Con una mano giocherella con le chiavi della macchina, l’altra la tiene nella tasca dei jeans.
Devo alzare lo sguardo per vedergli la nuca, ha il collo largo e i capelli biondi tagliati piuttosto corti, ma con un ciuffo riccioluto che ondeggia al ritmo della camminata sull’orecchio destro.
Senza nemmeno rendermene conto mi faccio più sotto, schivo qualche cartella e qualche ragazzina e mi trovo alle spalle del mio lui.
Mi era bastato il colore dei jeans per riconoscerlo, adesso gli sono talmente incollata addosso che sfioro la sua cartella. Alzo di nuovo lo sguardo sui suoi capelli. Sono talmente in alto! Adoro i ragazzi alti, e lui è perfetto.
La folla mi spinge un po’ da parte, ma io voglio stargli vicino, voglio sentire la sua voce profonda. Chissà cosa starà dicendo ai suoi amici.
Riesco a tornare alle sue spalle, c’è una gran confusione, ma mi sembra stiano parlando di come tornare a casa. Lui parla gesticolando con la mano delle chiavi, a quanto pare non vuole accompagnare nessuno.
Non mi sono nemmeno resa conto di averlo seguito in mezzo al parcheggio, mentre di solito proseguo per il cancello. Mi guardo intorno, nessuno sembra avermi notata, così torno indietro. E’ imbarazzante fare la stessa strada a ritroso nel giro di due secondi in mezzo a tutte quelle persone, ma sarebbe ancora più imbarazzante se lui si girasse e mi ritrovasse praticamente nella sua macchina.
Però continuo a tenerlo d’occhio anche mentre esco dal cancello e mi dirigo meccanicamente alla fermata dell’autobus.

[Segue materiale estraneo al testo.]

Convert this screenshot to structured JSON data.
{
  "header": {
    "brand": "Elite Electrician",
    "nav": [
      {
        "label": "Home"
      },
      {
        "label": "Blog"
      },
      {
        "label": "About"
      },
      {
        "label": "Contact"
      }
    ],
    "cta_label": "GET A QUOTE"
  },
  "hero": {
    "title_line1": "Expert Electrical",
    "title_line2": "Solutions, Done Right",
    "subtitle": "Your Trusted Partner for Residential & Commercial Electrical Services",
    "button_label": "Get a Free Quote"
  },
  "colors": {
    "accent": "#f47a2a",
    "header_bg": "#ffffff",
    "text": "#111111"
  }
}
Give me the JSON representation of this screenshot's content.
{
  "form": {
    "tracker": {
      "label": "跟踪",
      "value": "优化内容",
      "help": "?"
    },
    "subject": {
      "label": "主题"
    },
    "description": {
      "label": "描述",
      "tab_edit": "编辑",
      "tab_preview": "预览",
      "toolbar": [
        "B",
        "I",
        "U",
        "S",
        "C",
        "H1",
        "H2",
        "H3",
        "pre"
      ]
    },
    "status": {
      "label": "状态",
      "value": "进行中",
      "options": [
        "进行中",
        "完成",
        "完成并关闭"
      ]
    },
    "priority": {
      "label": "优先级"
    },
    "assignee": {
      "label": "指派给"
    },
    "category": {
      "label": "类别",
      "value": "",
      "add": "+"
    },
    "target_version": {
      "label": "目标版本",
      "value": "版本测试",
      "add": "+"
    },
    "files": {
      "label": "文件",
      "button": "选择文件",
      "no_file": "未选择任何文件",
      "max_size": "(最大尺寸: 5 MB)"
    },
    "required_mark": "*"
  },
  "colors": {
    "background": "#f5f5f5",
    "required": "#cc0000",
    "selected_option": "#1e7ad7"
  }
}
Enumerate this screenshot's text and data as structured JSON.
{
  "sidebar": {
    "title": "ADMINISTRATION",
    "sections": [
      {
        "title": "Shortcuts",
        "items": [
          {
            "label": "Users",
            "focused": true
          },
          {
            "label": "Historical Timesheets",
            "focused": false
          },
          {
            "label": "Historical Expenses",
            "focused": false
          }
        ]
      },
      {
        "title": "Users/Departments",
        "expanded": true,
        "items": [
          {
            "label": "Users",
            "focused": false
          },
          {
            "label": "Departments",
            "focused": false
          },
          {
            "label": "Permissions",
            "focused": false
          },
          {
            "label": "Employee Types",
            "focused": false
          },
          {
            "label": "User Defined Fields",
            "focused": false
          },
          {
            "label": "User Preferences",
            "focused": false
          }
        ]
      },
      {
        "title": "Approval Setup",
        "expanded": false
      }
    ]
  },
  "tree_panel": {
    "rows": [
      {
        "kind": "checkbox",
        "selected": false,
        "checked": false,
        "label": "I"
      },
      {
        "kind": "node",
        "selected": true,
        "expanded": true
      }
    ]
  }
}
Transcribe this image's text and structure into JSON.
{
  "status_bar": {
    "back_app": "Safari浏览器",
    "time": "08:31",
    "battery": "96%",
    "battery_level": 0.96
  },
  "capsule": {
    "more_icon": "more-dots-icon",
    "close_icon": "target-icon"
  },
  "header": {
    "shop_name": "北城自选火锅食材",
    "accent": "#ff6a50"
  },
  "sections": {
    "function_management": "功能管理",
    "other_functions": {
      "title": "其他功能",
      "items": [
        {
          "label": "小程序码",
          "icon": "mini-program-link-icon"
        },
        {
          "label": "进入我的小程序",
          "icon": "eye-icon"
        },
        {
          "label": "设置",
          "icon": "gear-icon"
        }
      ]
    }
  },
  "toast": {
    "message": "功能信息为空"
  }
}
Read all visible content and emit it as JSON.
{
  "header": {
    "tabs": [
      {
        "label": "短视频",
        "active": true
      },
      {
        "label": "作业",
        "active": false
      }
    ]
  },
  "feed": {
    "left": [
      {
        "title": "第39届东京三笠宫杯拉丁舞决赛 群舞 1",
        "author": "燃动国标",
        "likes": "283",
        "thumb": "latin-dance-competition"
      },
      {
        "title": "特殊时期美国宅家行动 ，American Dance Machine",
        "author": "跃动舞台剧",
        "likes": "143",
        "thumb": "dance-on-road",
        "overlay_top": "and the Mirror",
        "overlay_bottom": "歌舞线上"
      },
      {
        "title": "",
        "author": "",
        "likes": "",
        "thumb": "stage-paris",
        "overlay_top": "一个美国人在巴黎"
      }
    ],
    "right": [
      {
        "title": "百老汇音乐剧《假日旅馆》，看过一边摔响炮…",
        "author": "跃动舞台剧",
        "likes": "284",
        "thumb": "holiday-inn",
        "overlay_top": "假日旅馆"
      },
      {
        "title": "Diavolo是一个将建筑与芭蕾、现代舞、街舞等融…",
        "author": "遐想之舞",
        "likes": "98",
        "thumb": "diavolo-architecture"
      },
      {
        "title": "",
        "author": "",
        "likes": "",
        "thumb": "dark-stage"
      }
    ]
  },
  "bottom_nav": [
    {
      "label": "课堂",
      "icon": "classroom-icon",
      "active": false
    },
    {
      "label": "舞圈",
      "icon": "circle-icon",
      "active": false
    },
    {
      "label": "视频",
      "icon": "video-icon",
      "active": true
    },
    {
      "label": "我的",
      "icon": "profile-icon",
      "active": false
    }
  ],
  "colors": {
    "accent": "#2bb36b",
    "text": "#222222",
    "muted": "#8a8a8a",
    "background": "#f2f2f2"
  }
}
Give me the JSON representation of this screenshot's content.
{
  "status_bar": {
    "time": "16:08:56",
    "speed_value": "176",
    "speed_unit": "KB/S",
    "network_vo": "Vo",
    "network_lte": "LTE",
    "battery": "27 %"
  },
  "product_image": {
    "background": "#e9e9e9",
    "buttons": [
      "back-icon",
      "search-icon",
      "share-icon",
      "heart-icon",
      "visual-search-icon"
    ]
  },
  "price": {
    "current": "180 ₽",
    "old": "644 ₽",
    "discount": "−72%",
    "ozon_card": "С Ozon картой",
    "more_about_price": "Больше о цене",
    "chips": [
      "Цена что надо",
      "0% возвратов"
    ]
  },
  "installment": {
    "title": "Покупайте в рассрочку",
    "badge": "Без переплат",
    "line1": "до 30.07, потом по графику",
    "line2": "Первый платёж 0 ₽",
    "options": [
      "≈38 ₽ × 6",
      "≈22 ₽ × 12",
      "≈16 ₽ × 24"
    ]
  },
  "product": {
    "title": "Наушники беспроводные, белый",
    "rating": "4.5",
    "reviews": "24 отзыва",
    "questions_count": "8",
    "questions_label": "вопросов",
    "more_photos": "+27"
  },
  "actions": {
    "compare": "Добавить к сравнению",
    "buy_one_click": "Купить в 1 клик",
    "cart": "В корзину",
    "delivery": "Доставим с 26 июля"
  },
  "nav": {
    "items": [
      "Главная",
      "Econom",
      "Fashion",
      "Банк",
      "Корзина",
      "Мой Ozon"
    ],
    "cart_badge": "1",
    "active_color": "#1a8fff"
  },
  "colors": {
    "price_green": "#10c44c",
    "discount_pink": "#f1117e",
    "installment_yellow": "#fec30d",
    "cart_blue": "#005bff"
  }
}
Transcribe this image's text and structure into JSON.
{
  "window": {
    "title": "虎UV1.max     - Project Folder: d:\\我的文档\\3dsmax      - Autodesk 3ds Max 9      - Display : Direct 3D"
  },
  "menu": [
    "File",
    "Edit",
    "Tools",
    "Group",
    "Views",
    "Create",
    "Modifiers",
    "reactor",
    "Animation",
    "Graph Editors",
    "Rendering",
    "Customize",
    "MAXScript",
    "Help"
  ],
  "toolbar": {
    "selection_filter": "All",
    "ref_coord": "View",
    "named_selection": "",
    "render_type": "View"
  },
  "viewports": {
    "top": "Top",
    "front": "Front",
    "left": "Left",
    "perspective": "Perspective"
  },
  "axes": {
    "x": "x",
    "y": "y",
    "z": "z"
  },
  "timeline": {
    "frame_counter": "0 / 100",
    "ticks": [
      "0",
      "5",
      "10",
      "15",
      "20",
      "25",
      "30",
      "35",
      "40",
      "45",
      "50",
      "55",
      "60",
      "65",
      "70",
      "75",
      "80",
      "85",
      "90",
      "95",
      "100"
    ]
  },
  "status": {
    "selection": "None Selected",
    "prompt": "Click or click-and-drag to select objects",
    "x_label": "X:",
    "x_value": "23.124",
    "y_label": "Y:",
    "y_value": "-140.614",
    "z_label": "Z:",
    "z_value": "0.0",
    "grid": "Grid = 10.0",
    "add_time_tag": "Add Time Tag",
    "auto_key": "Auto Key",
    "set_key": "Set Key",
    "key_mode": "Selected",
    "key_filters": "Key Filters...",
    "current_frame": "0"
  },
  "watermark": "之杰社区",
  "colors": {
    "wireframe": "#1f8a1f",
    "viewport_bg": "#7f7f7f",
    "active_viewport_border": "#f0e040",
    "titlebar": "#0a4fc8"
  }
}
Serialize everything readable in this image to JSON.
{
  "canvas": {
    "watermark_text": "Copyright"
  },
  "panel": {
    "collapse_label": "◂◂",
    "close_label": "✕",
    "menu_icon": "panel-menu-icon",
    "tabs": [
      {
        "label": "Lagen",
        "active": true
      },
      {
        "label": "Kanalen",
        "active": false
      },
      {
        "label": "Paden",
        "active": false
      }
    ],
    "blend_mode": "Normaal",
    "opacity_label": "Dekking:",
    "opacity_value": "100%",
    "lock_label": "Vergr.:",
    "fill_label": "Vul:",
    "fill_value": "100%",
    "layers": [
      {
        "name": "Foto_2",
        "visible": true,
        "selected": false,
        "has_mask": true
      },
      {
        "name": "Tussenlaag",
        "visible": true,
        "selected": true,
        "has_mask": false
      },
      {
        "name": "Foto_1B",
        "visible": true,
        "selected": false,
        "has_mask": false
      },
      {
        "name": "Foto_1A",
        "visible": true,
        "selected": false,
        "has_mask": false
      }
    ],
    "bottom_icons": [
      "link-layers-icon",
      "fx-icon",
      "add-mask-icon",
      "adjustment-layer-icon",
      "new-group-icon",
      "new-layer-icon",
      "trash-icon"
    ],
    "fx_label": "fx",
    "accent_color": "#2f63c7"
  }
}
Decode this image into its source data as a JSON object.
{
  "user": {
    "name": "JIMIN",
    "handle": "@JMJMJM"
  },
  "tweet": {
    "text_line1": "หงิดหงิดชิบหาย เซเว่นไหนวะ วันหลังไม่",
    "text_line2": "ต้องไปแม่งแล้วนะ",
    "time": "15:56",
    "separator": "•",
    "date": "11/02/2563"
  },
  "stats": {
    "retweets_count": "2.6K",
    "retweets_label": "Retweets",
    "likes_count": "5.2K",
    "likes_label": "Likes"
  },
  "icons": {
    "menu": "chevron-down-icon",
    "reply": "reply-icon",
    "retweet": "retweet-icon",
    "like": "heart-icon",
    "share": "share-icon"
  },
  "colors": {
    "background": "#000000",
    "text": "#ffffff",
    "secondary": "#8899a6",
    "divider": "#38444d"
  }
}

Apre l’auto, butta lo zaino sul sedile del passeggero. Saluta con un cinque i  suoi due amici, e mentre sta per entrare in macchina loro gli fanno una battuta che lo fa ridere.
Quanto vorrei ridere anch’io a quella battuta, essere seduta in quella macchina di fianco a lui, invece che in questo autobus puzzolente e sovraffollato. Almeno non fa freddo, ma è una triste consolazione.